Previously uncollected dance writings from the legendary art critic who defined the Pictures Generation, in a handsome clothbound edition

Pioneering AIDS activist, art critic, educator and curator Douglas Crimp is known for the fluidity and acuity of his writing on an array of passions. His book AIDS: Cultural Analysis/Cultural Activism (1987) deconstructed the art world’s complicated and mostly disheartening responses to the AIDS crisis; On the Museum’s Ruins (1993) explored postmodernist art practices in relation to the politics of institutions; and Before Pictures (2016), a brilliant combination of memoir and criticism, chronicled Crimp’s first decade in 1970s New York.

This new book collects the critic’s incisive pieces on dance (a lifelong interest) and dance on film, which, according to Artforum, “galvanized the field and synthesized histories of ballet, modern dance and postmodern performance.” Written from 2006 to 2010, these in-depth essays are devoted to choreographers and filmmakers such as Charles Atlas, Trisha Brown, Merce Cunningham, Tacita Dean, Anne Teresa de Keersmaeker and Yvonne Rainer. Before his death in July 2019, Crimp penned a new essay specifically for this book that probes the idea and definition of the “dance film.”

This beautifully designed clothbound volume, which shows Crimp’s tireless investigation and experimentation with writing, includes an introduction by curator Lynne Cooke, who invited Crimp to collaborate with her on the landmark 2010 show Mixed Use, Manhattan at the Museo Reina Sofia.

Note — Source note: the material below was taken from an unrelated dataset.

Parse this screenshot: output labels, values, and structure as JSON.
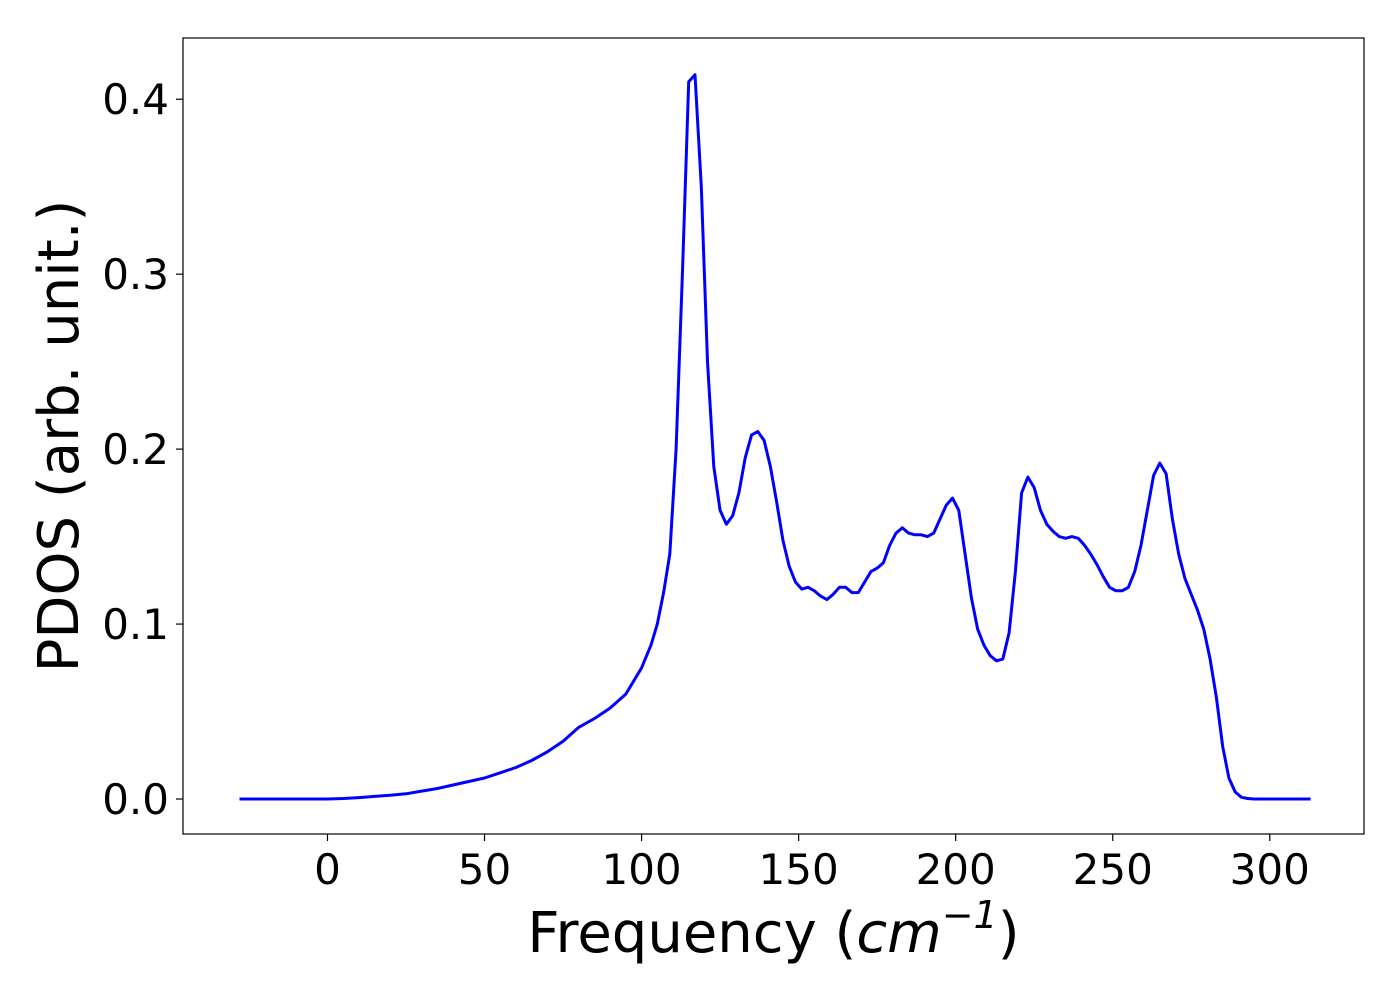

Douglas Crimp (1944–2019) is famed for his scholarly contributions to the fields of postmodern theory and art, institutional critique, dance, film, queer theory and feminist theory. His writings are marked by his desire to merge the often disjunctive worlds of politics, art and academia. From 1977 to 1990, he was the managing editor of the journal October. Before his death, Crimp was Fanny Knapp Allen Professor of Art History and Professor of Visual and Cultural Studies at the University of Rochester, Rochester, New York.